Installation
You first need to download the flintc
binary from the Releases page of the flintc
repository or use the installer script if you are on Windows.
Linux
To make the Flint compiler available from any path in your terminal, and to make it executable through just calling flintc
in your terminal, you need to copy the flintc
executable into the $HOME/.local/bin/
directory and you need to ensure it is marked as executable with this command:
To make the Flint compiler available from any path in your terminal, and to make it executable through just calling flintc
in your terminal, you need to copy the flintc
executable into the $HOME/.local/bin/
directory (if it does not exist yet, i would highly recommend to create it) and you need to ensure it is marked as executable with this command:
chmod +x $HOME/.local/bin/flintc
After adding the flintc
binary to the $HOME/.local/bin
directory you should edit your $HOME/.bashrc
file and ensure it contains the line
PATH="$PATH:$HOME/.local/bin"
And then you can simply use the compiler from any terminal like so:
flintc --help
You need base-devel
(Arch) or build-essential
(Ubuntu) in order for the Flint compiler to be able to compile any program. It needs the crt1.o
, crti.o
and crtn.o
files available to it.
Windows
Installation on Windows is pretty easy, it's just a one-line command:
powershell -NoProfile -ExecutionPolicy Bypass -Command "iex (irm 'https://github.com/flint-lang/flint/releases/download/installer/flint_installer.ps1')"

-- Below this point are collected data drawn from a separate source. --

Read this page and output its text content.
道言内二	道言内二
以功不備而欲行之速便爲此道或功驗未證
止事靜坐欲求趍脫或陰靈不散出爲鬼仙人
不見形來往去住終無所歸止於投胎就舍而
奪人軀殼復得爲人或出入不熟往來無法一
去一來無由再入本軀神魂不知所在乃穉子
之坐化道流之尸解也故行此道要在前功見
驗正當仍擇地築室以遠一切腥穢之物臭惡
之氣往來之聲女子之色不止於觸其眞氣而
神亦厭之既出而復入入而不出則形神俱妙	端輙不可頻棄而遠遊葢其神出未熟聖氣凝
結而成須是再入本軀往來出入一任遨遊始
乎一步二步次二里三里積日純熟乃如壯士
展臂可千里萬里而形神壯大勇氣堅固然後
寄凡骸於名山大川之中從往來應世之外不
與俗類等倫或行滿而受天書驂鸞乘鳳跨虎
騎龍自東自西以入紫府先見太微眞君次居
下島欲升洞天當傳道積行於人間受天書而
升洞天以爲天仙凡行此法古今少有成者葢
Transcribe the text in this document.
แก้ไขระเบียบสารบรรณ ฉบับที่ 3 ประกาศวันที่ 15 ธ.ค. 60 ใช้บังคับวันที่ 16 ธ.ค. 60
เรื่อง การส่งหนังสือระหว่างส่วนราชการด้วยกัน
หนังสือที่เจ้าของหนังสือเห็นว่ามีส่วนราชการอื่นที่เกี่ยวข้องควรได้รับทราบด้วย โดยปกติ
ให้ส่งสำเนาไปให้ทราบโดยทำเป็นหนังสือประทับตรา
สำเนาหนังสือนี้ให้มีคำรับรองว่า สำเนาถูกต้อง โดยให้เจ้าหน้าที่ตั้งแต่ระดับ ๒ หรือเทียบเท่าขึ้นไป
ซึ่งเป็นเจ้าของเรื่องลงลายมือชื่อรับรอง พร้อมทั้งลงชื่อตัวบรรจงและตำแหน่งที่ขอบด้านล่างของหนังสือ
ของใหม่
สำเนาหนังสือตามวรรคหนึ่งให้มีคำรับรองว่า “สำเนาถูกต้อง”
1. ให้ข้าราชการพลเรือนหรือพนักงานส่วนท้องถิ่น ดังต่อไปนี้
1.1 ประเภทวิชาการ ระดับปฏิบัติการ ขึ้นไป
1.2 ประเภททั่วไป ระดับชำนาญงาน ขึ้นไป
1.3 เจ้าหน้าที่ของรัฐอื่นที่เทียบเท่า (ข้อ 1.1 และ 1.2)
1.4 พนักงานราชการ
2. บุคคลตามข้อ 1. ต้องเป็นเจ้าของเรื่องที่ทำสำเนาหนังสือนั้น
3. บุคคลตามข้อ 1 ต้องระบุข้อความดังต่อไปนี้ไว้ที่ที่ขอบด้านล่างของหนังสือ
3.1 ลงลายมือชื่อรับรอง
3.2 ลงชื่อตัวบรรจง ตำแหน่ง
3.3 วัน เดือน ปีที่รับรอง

Or if this one-liner scares you you can still download the installer directly and execute the downloaded script using the command
PowerShell -NoProfile -ExecutionPolicy Bypass -File .\flint_installer.ps1
The installer will always download the latest Flint release directly and add a wrapper command for it to always point at the correct latest compiler version. You can then use the compiler using
flintc.cmd --help
directly in any PowerShell. Note that the flintc.cmd
command is only available in PowerShell, not in the command prompt.